The tower is built on an island called Zaķusala (English: Hare Island) in the middle of the River Daugava, and the base of the tower is located about 7 m above mean sea level. The tower is built to resist winds up to 44 m/s without any noticeable vibration with the help of three 10 ST dampers installed at the 198 m level. Though seismic activity is rare, the tower was designed to withstand a magnitude 7.5 earthquake. The projected service life of the tower is 250 years.

===Bottom section===
The support section of the tower rises the first 88 m, comprising the three pillars that give the tower its unusual appearance, and a central building that contains offices and machine rooms. There are two high-speed sloping elevators, one in the north-east pillar and one in the south-west pillar, that ascend the bottom section in just 42 seconds. The third pillar contains a staircase. It is one of only three "tall" towers in the world that has 3 pillars; the others are the Avala Tower in Belgrade and Žižkov Television Tower in Prague.

===Middle section===
The middle section, at 88–222 m, contains equipment and a central elevator and is enclosed by panels of COR-TEN, an aluminum-iron alloy.

===Top section===
The top section, at 222–368 m, is a cylindrical structure which supports and contains the various antennas, and is topped by a flagpole. An elevator rises to the machine rooms at the 308 m level, and stairs ascend another 44 m.

==Operations==
The tower started broadcasting regularly in January 1986, though construction work continued until 1989.

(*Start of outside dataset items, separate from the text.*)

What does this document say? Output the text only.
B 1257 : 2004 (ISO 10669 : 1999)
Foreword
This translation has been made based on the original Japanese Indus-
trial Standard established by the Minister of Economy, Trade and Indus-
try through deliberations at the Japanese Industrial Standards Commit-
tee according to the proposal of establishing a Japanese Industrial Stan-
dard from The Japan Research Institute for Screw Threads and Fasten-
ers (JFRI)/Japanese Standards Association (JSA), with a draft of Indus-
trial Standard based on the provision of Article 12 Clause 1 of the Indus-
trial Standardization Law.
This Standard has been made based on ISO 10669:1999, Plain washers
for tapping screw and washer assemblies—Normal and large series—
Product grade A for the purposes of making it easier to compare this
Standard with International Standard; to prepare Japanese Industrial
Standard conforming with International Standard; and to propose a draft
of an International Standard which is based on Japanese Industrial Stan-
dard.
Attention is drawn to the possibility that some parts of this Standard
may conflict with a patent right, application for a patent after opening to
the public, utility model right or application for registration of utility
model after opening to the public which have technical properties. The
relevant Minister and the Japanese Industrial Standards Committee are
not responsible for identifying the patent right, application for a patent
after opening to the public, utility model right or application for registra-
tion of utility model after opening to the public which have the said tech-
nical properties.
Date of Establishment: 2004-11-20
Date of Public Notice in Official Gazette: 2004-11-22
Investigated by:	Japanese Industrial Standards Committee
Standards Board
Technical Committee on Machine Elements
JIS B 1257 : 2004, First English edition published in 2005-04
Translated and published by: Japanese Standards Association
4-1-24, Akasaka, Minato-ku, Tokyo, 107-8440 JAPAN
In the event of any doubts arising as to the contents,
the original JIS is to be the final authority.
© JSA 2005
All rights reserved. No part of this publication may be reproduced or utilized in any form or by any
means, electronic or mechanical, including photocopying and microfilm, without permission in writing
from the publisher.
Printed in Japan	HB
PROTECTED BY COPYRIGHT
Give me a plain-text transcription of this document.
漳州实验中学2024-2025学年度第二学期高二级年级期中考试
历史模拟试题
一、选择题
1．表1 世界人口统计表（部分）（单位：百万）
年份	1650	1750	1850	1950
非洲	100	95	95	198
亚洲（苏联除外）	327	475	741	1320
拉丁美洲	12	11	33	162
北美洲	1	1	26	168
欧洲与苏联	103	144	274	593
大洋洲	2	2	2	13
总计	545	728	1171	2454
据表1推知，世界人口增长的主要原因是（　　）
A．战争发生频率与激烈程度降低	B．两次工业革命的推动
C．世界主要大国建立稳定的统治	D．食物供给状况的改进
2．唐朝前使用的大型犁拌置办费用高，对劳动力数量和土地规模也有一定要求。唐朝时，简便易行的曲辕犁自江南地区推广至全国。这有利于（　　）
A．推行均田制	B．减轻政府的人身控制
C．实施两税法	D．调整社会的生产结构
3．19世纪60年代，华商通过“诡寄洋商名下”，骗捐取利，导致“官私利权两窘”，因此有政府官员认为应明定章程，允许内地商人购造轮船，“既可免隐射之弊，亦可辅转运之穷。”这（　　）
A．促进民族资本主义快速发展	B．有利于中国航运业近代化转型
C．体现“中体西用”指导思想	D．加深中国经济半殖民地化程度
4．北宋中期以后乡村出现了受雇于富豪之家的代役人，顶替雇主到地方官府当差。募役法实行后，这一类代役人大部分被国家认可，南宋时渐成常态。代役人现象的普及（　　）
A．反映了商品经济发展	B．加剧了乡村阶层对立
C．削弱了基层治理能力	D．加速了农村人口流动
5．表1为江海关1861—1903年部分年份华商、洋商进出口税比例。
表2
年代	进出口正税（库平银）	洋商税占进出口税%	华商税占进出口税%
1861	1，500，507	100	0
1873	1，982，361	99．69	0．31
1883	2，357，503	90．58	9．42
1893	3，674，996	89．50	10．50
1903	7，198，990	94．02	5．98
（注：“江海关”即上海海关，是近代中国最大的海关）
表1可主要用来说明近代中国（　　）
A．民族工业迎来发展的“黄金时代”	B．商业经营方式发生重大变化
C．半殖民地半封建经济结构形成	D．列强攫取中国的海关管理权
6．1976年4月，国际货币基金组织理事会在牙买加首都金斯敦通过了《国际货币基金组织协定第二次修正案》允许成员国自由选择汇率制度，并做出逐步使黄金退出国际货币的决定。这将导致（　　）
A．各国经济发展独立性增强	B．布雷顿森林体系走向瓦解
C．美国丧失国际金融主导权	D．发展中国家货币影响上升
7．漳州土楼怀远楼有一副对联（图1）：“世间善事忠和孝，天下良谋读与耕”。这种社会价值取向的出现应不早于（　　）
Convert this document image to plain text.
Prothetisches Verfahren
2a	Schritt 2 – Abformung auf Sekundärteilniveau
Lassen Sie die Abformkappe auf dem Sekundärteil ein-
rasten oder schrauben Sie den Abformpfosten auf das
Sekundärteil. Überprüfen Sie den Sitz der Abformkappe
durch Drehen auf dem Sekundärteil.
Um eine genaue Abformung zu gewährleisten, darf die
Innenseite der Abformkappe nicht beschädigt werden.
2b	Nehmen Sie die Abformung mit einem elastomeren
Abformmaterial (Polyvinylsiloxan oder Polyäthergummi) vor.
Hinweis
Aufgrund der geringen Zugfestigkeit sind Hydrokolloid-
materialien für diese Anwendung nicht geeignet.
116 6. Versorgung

The following television channels are broadcast from the tower:
- Latvian Television 1
- Latvian Television 7
- TV3
- RīgaTV 24
- DVB-T signal

The following radio stations broadcast from the tower:

| Frequency | Station |
|---|---|
| 89.2 | Radio SWH Rock |
| 90.0 | Radio SWH Gold |
| 90.7 | Latvijas Radio 1 |
| 91.5 | Latvijas Radio 2 |
| 94.5 | Retro FM |
| 95.8 | Latvijas Radio 6 - Naba |
| 101.8 | Latvijas Kristīgais Radio |
| 102.3 | Radio Skonto + |
| 102.7 | Radio MIX FM |
| 103.7 | Latvijas Radio 3 - Klasika |
| 104.3 | European Hit Radio |
| 105.2 | Radio SWH |
| 105.7 | Radio SWH+ |
| 106.2 | Radio Star FM |
| 106.8 | Radio TEV |
| 107.2 | Radio Skonto |
| 107.7 | Latvijas Radio 4 - Doma laukums |

Additionally, broadcast and two-way communications services are provided for various organizations and government agencies.

== See also ==
- List of tallest towers in the world
- List of tallest freestanding structures in the world
- List of tallest freestanding steel structures
- Riga LVRTC Transmitter

== Notes ==
Sources vary slightly as to the exact height: The official website shows 368 m; Emporis claims the exact equivalent, 1207.35 ft; Structurae claims 368.5 m.